Jeder liebt junge Menschen, deren Zeit gekommen ist, auch wenn sie uns auslachen. Oder wenn sie uns als Figuren im Kino auf der Nase herumtanzen, statt richtige Figuren zu sein. Das war bei der Nouvelle Vague genauso. Damals waren Männer die widerspenstigen Streuner und Hänger, die mit ihren Bilderdelirien das Kino überfluteten. Der Rausch, dem sich das Kino in seinen stolzesten Momenten überlässt, entstammt nicht der mechanischen Geschwindigkeit des Schnitts, dem chemischen Überschwang der Drogen. Der eigentliche Overkill ist vielmehr eine schlichte Zärtlichkeit für strandende Figuren, die kommen und gehen dürfen, wie es ihnen gerade passt. Für Szenen, die sich in der Nacht verirrt zu haben scheinen und die wie traumhafte Erinnerungen auch nach dem Kinobesuch wieder aufblitzen. Erinnerungen an das Wodkatrinken in der Früh, weil Champagner "viel zu gefährlich" ist. An die Knarre zwischen den Geschenken auf der Hochzeitsfeier. An den kleinen Jungen im Schrank, der sagt, er fahre "nach Barcelona, kämpfen". An die nächtliche Taxifahrt, zwei Mädchen auf Drogen, mit Glitzer unter den Augen, halb Feenstaub für Fortgeschrittene, halb gefrorene Tränen.

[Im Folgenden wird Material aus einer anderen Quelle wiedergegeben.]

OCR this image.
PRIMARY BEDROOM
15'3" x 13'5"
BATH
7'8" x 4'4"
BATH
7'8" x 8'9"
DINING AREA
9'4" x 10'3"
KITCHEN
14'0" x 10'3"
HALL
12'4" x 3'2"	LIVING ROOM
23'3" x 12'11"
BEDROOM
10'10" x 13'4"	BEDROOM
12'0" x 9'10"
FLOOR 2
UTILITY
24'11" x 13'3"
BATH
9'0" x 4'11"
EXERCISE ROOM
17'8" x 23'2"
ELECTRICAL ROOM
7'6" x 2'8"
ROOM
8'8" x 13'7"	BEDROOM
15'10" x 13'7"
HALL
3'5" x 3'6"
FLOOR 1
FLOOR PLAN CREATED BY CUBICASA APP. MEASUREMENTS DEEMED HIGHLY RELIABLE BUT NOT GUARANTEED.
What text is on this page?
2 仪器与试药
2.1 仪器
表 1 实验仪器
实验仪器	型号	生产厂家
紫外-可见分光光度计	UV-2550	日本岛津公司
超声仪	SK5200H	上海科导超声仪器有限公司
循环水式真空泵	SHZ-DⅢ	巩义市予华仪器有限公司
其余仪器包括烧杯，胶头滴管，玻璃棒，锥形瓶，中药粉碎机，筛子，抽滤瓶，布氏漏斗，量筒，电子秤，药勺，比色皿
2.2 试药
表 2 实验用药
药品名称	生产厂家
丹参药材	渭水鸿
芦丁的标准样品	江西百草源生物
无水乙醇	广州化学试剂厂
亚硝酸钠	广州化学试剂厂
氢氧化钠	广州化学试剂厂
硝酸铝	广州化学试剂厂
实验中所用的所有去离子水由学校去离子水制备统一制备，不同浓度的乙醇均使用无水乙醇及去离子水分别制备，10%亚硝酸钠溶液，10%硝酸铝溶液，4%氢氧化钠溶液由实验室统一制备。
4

"Axolotl Overkill" macht Lust auf ein neues Kino besoffener Regisseurinnen, die man in keinem Alter "Mädels" nennen würde. Vielleicht ist das der Helene-Hegemann-Trick: Mit Kleinkindern beginnen, bevor es zu spät ist. Und dann direkt in den morbiden, großbürgerlichen Heroinflug schalten.

Axolotl Overkill, Deutschland 2017 - Regie, Buch: Helene Hegemann. Kamera: Manuel Dacosse. Mit: Jasna Fritzi Bauer, Mavie Hörbiger, Laura Tonke, Hans Löw. Constantin, 94 Minuten.